If you want to share knowledge, you need to describe a problem where the knowledge would be useful in the form of a question that would be on topic for the site. That's blogging, Q&A style. The question should be just like any other good question on the site, keep it focused and to the point. You can elaborate as much as you like in the answer. Take care, however, to make the question constructive and narrow. Overly broad or subjective questions will still be closed even if the accompanying answer is spectacular.
You'll see a check box:

That will expand an editor for your 'answer', which in this case would be the article you wrote perhaps modified a bit to fit the context of the question as well as it can. Your answer will be posted at the same time your question is.
Stack Overflow doesn't have a community blog in the sense that other sites in the network do. blog.stackoverflow.com
used to be the place where the SO team would blog about the site and the Stack Exchange network, later moved to blog.stackexchange.com
, but so many people were used to the old one that it was left in place to avoid breakage and preserve history. Not enough interest surfaced to really explore a work around for this.

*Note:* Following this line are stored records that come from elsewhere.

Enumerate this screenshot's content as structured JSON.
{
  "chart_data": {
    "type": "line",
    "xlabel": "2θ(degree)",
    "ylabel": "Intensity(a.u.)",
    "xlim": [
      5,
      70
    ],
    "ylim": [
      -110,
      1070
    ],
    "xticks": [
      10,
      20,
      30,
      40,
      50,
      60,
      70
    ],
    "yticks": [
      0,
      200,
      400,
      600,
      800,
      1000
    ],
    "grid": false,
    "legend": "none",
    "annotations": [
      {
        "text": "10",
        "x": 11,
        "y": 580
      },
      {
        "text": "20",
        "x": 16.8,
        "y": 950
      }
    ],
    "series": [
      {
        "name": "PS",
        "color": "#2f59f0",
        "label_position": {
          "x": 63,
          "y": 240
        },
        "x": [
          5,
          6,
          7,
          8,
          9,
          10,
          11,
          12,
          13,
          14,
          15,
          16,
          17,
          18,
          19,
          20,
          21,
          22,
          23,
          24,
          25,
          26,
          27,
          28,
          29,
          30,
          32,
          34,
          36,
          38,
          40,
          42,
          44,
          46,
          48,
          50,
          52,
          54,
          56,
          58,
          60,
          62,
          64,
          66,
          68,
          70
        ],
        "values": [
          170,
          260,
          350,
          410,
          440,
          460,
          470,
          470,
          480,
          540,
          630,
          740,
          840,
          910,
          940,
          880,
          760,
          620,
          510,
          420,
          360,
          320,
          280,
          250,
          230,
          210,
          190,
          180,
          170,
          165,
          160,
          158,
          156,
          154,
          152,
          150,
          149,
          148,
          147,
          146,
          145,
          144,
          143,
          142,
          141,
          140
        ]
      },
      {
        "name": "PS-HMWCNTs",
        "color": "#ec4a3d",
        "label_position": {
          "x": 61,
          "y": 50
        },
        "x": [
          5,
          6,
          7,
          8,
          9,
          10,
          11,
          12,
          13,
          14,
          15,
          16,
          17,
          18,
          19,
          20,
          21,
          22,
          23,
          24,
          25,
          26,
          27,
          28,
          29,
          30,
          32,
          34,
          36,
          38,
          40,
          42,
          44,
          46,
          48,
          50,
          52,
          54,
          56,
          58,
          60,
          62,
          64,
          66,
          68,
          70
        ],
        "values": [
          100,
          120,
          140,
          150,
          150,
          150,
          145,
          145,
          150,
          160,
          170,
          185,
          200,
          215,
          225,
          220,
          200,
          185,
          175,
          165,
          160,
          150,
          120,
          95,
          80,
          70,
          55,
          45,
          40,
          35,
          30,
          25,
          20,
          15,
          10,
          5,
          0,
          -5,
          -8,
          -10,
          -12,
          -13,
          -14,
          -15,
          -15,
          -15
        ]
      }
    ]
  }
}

I've been thinking of ways that we can expand our existing tag wiki system prior to writing a concrete proposal. These sorts of 'gists' have crossed my mind, but they'd have to:
- Be peer reviewed and vetted, like all other information on the site
- Not detract from the Q&A nature of the site
... which leaves it rather stuck on 'not detract from the Q&A nature of the site'. So, until (and if) we work out where we're going to blog and how it will be organized, your best bet is to just ask and answer your own question.
As for a place to collaborate prior to posting, each site has a 'chat' link in the header, which was specifically designed to facilitate real time collaboration.